An early quest sees the player hunting antelopes and retrieving their heads in order to recreate a folk tale - placing the heads in the right place summons a troll to kill, who guards a magic ring, which is then presented to a damsel. The player is able to follow the quest forward without any dialogue options or cosmetic choices. The decision made available at the end is a simple one, but has more depth than your typical good/evil or saint/jerk response: do you give the ring back to the person who asked you to retrieve it, or do you keep it for yourself?
Right off the bat, we have context. The player has been given a quest that not only has a definite end goal behind it and a set of steps to complete, but there's also a larger world that it fits into. In the Amalur universe, Fate dictates that the events of stories play out time and time again over the ages - the recreation of this story is something that is logical within the game world, and has been established at the point the player receives the quest.

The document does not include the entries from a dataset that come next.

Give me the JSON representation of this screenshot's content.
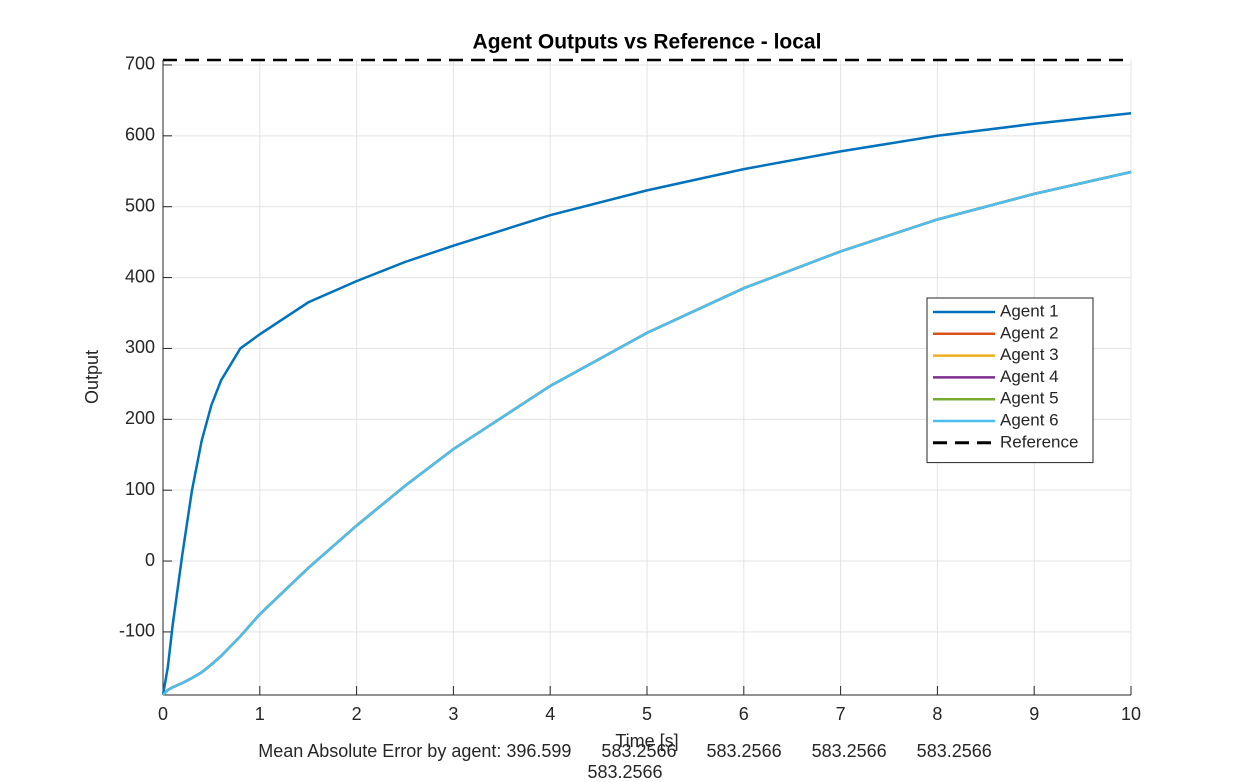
{
  "chart_data": {
    "type": "line",
    "title": "Agent Outputs vs Reference - local",
    "xlabel": "Time [s]",
    "ylabel": "Output",
    "annotation": [
      "Mean Absolute Error by agent: 396.599      583.2566      583.2566      583.2566      583.2566",
      "583.2566"
    ],
    "x": [
      0,
      0.05,
      0.1,
      0.2,
      0.3,
      0.4,
      0.5,
      0.6,
      0.8,
      1,
      1.5,
      2,
      2.5,
      3,
      4,
      5,
      6,
      7,
      8,
      9,
      10
    ],
    "series": [
      {
        "name": "Agent 1",
        "color": "#0072bd",
        "values": [
          -189,
          -150,
          -90,
          10,
          100,
          170,
          220,
          255,
          300,
          320,
          365,
          395,
          422,
          445,
          488,
          523,
          553,
          578,
          600,
          617,
          632
        ]
      },
      {
        "name": "Agent 2",
        "color": "#d95319",
        "values": [
          -189,
          -182,
          -178,
          -172,
          -165,
          -157,
          -146,
          -134,
          -106,
          -75,
          -10,
          50,
          106,
          158,
          247,
          322,
          385,
          437,
          482,
          518,
          549
        ]
      },
      {
        "name": "Agent 3",
        "color": "#edb120",
        "values": [
          -189,
          -182,
          -178,
          -172,
          -165,
          -157,
          -146,
          -134,
          -106,
          -75,
          -10,
          50,
          106,
          158,
          247,
          322,
          385,
          437,
          482,
          518,
          549
        ]
      },
      {
        "name": "Agent 4",
        "color": "#7e2f8e",
        "values": [
          -189,
          -182,
          -178,
          -172,
          -165,
          -157,
          -146,
          -134,
          -106,
          -75,
          -10,
          50,
          106,
          158,
          247,
          322,
          385,
          437,
          482,
          518,
          549
        ]
      },
      {
        "name": "Agent 5",
        "color": "#77ac30",
        "values": [
          -189,
          -182,
          -178,
          -172,
          -165,
          -157,
          -146,
          -134,
          -106,
          -75,
          -10,
          50,
          106,
          158,
          247,
          322,
          385,
          437,
          482,
          518,
          549
        ]
      },
      {
        "name": "Agent 6",
        "color": "#4dbeee",
        "values": [
          -189,
          -182,
          -178,
          -172,
          -165,
          -157,
          -146,
          -134,
          -106,
          -75,
          -10,
          50,
          106,
          158,
          247,
          322,
          385,
          437,
          482,
          518,
          549
        ]
      },
      {
        "name": "Reference",
        "color": "#000000",
        "dashed": true,
        "x": [
          0,
          10
        ],
        "values": [
          707,
          707
        ]
      }
    ],
    "xlim": [
      0,
      10
    ],
    "xticks": [
      0,
      1,
      2,
      3,
      4,
      5,
      6,
      7,
      8,
      9,
      10
    ],
    "ylim": [
      -189,
      707
    ],
    "yticks": [
      -100,
      0,
      100,
      200,
      300,
      400,
      500,
      600,
      700
    ],
    "grid": true,
    "legend": "east"
  }
}
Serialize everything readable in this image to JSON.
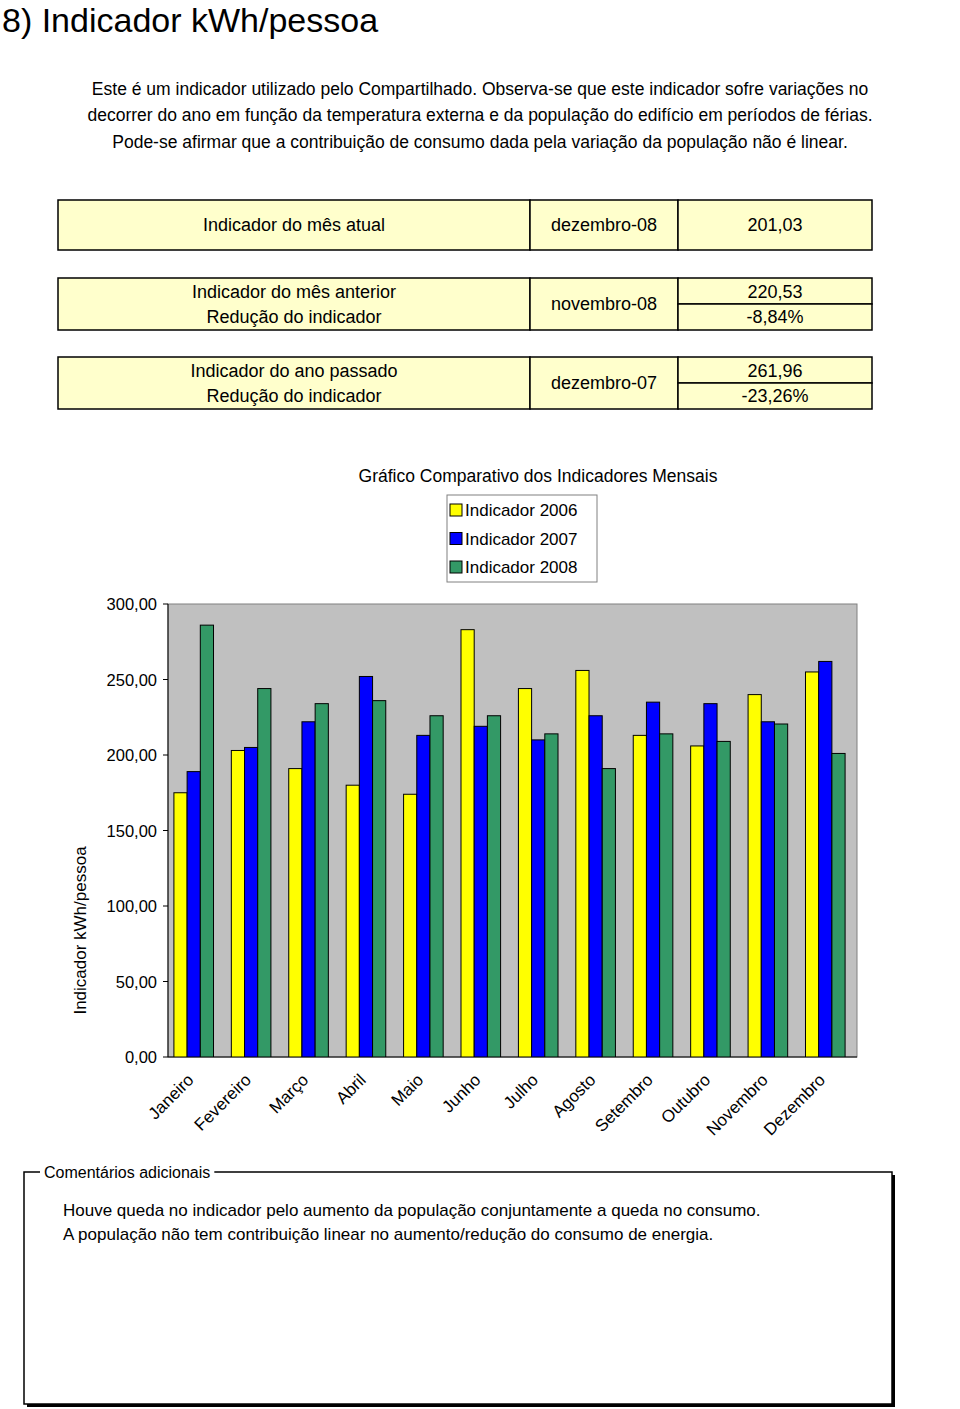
{
  "page": {
    "title": "8) Indicador kWh/pessoa",
    "intro": [
      "Este é um indicador utilizado pelo Compartilhado. Observa-se que este indicador sofre variações no",
      "decorrer do ano em função da temperatura externa e da população do edifício em períodos de férias.",
      "Pode-se afirmar que a contribuição de consumo dada pela variação da população não é linear."
    ],
    "summary": {
      "current": {
        "label": "Indicador do mês atual",
        "period": "dezembro-08",
        "value": "201,03"
      },
      "previous": {
        "label": "Indicador do mês anterior",
        "reduction_label": "Redução do indicador",
        "period": "novembro-08",
        "value": "220,53",
        "reduction": "-8,84%"
      },
      "last_year": {
        "label": "Indicador do ano passado",
        "reduction_label": "Redução do indicador",
        "period": "dezembro-07",
        "value": "261,96",
        "reduction": "-23,26%"
      }
    },
    "comments": {
      "title": "Comentários adicionais",
      "lines": [
        "Houve queda no indicador pelo aumento da população conjuntamente a queda no consumo.",
        "A população não tem contribuição linear no aumento/redução do consumo de energia."
      ]
    }
  },
  "chart_data": {
    "type": "bar",
    "title": "Gráfico Comparativo dos Indicadores Mensais",
    "y_label": "Indicador kWh/pessoa",
    "categories": [
      "Janeiro",
      "Fevereiro",
      "Março",
      "Abril",
      "Maio",
      "Junho",
      "Julho",
      "Agosto",
      "Setembro",
      "Outubro",
      "Novembro",
      "Dezembro"
    ],
    "series": [
      {
        "name": "Indicador 2006",
        "color": "#ffff00",
        "values": [
          175,
          203,
          191,
          180,
          174,
          283,
          244,
          256,
          213,
          206,
          240,
          255
        ]
      },
      {
        "name": "Indicador 2007",
        "color": "#0000ff",
        "values": [
          189,
          205,
          222,
          252,
          213,
          219,
          210,
          226,
          235,
          234,
          222,
          261.96
        ]
      },
      {
        "name": "Indicador 2008",
        "color": "#339966",
        "values": [
          286,
          244,
          234,
          236,
          226,
          226,
          214,
          191,
          214,
          209,
          220.53,
          201.03
        ]
      }
    ],
    "ylim": [
      0,
      300
    ],
    "yticks": [
      {
        "value": 0,
        "label": "0,00"
      },
      {
        "value": 50,
        "label": "50,00"
      },
      {
        "value": 100,
        "label": "100,00"
      },
      {
        "value": 150,
        "label": "150,00"
      },
      {
        "value": 200,
        "label": "200,00"
      },
      {
        "value": 250,
        "label": "250,00"
      },
      {
        "value": 300,
        "label": "300,00"
      }
    ],
    "grid": false,
    "legend": "top"
  }
}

The way the quest is set up here is a bit more subtle. As a Fateless One, the player's character is not bound by Fate in the same way that everyone else in the universe is - unlike others, he or she has the power to change destiny and, perhaps more importantly, change the story being retold. The player's status as Fateless is important, because it gives the choice weight and meaning, The foreshadowing in this case is fairly simple, and admittedly a bit weak, but it does what it needs to, specifically: the player gets the ring as a reward rather than keeping it. Similarly, the consequence is the magic ring the player gets - probably one of the first and best rings the player will have access to (I used it for several hours afterwards).